De acordo com a pasta, o homem deu entrada no Unidade de Terapia Intensiva (UTI) do HMA com problemas ortopédicos e, após a notificação do caso, foi isolado. O hospital suspendeu os atendimentos neste mês após um caso de Candida auris ser confirmado na unidade de saúde.

Candida auris causa infecção na corrente sanguínea e outras infecções invasivas e é muito resistente aos medicamentos normalmente usados para combater fungos. Existem várias linhagens de C. auris, e algumas são imunes a todas as três classes de remédios existentes.

As três pessoas contaminadas antes do caso confirmado nesta segunda são um homem de 48 anos, no Hospital Miguel Arraes; um idoso de 77 anos, no Hospital Tricentenário, em Olinda; e um idoso de 66 anos, no Hospital Português, no Recife.

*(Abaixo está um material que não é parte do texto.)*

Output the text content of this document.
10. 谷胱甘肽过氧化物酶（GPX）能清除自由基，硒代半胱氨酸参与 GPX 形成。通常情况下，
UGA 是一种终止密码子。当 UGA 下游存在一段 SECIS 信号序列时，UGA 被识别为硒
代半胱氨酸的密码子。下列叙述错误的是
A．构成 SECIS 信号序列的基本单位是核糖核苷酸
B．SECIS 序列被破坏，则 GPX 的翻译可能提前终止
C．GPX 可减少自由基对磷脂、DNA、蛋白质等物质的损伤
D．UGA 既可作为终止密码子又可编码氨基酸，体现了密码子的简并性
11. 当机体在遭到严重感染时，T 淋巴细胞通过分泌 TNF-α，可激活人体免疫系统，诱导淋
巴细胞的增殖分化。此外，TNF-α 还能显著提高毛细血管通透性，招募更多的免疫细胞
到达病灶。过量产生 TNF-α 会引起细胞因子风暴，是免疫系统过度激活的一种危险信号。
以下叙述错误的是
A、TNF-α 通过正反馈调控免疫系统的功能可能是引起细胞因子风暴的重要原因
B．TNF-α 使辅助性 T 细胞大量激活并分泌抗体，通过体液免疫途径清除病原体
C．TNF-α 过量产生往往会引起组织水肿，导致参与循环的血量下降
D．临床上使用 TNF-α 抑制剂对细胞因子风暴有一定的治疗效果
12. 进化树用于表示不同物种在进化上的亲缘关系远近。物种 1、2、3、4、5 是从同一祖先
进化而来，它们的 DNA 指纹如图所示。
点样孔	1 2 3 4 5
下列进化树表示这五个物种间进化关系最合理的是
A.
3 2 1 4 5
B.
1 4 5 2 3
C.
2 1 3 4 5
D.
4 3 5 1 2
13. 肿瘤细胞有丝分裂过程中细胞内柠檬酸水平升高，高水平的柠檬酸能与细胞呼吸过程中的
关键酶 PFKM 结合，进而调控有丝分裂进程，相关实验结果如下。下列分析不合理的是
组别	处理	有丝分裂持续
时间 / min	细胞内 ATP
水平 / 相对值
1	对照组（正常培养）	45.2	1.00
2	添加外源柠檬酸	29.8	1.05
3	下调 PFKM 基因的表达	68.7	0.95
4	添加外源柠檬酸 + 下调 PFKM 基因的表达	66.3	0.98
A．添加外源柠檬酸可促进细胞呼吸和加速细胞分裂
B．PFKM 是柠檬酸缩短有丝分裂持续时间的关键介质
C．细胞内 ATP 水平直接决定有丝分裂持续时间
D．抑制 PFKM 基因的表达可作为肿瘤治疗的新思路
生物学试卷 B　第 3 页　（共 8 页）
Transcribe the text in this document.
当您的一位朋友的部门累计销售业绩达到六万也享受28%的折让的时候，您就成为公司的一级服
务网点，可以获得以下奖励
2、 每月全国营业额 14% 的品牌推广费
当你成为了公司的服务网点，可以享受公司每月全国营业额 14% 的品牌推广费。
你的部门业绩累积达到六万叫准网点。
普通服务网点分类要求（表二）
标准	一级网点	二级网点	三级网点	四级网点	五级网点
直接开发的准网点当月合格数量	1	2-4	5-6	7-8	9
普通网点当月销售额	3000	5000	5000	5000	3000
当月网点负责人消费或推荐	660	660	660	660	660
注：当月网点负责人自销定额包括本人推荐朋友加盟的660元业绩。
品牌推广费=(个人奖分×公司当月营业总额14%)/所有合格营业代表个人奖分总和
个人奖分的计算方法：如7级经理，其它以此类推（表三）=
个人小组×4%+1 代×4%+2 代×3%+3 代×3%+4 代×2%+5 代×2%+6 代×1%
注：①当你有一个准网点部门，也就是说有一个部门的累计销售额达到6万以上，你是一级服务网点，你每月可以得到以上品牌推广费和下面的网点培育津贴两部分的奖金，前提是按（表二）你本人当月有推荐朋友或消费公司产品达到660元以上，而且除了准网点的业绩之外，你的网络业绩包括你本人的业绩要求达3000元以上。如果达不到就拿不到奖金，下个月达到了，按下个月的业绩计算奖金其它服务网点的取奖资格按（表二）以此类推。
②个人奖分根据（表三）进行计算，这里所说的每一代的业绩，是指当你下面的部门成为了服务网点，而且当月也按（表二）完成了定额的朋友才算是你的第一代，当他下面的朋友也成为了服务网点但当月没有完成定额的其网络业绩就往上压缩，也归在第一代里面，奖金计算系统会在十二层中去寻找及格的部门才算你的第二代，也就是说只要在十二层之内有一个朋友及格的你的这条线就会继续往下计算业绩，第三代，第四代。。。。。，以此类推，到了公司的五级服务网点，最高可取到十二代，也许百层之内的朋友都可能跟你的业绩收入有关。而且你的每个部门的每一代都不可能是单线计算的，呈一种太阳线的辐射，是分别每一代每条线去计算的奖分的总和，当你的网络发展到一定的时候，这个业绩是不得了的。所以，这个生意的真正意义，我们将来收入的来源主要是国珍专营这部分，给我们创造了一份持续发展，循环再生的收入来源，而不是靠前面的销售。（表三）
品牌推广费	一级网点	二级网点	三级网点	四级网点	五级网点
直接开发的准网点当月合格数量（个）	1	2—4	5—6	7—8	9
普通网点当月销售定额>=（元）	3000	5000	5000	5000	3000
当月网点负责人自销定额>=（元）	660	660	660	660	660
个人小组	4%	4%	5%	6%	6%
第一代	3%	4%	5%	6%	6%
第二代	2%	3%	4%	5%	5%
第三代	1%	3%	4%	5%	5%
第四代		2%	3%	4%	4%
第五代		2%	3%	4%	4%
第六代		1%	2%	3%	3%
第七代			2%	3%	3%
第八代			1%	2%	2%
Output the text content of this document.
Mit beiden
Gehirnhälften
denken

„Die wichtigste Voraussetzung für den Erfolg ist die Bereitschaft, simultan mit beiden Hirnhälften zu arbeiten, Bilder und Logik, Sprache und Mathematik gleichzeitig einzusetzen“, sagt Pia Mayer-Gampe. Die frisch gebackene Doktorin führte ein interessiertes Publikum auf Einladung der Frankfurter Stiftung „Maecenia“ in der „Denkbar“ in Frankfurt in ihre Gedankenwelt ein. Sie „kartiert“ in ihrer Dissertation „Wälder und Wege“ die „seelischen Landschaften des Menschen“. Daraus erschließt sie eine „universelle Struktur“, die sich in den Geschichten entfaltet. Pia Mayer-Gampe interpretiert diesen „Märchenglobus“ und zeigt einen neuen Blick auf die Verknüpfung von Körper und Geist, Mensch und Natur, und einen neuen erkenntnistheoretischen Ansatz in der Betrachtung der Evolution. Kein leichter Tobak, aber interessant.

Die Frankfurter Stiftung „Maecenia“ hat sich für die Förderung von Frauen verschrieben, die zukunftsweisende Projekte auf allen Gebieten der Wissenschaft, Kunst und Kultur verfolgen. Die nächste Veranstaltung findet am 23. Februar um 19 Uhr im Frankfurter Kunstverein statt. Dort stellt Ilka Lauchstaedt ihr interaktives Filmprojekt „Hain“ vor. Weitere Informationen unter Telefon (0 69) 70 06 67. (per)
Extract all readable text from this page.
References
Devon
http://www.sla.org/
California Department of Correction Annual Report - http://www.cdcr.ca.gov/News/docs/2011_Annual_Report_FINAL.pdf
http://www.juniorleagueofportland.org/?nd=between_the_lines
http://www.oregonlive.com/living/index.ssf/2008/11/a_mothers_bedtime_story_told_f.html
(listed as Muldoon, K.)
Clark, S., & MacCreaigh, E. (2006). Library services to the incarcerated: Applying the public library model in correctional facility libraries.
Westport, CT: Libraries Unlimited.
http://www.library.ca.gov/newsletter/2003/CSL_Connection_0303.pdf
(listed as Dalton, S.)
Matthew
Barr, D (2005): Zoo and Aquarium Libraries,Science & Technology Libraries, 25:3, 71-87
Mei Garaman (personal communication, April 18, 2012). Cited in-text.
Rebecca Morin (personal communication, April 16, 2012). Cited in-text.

RISCO E TRANSMISSÃO HOSPITALAR
Segundo agências de saúde como o Centro de Controle e Prevenção de Doenças, do governo dos Estados Unidos, a taxa de mortalidade dos pacientes infectados chega a 60%. A transmissão geralmente ocorre em ambientes hospitalares, onde os pacientes já estão acometidos por outras doenças, o que contribui para o agravamento e a eventual morte.

Como é um micróbio relativamente recente – foi identificado pela primeira vez em 2009, no Japão -, ainda não há informações detalhadas sobre a forma de transmissão do Candida auris. Assim como resiste aos medicamentos, esse fungo também é mais resistente aos desinfetantes, o que torna mais difícil higienizar um ambiente contaminado.

Outra dificuldade imposta pelo Candida auris é de identificação. Exames básicos capazes de identificar outros tipos de fungos não servem para identificar este. Existem vários registros de vítimas que foram inicialmente diagnosticadas com outro tipo de fungo e tratadas de forma inadequada até que houvesse a identificação correta.

HISTÓRICO
O primeiro caso no Brasil foi registrado em um hospital de Salvador, em 4 de dezembro de 2020. A vítima estava internada em UTI para tratar de Covid-19. Segundo a Fundação Oswaldo Cruz (Fiocruz), o maior surto já registrado no Brasil ocorreu no Recife, que registrou 48 casos entre novembro de 2021 e fevereiro de 2022.

O fungo foi identificado pela primeira vez nas Américas em março de 2012, quando acometeu 18 pacientes de um hospital na Venezuela. Depois houve casos na Colômbia, no Panamá e no Chile. Nos Estados Unidos, foi identificado pela primeira vez em 2016, em um hospital de Nova Iorque.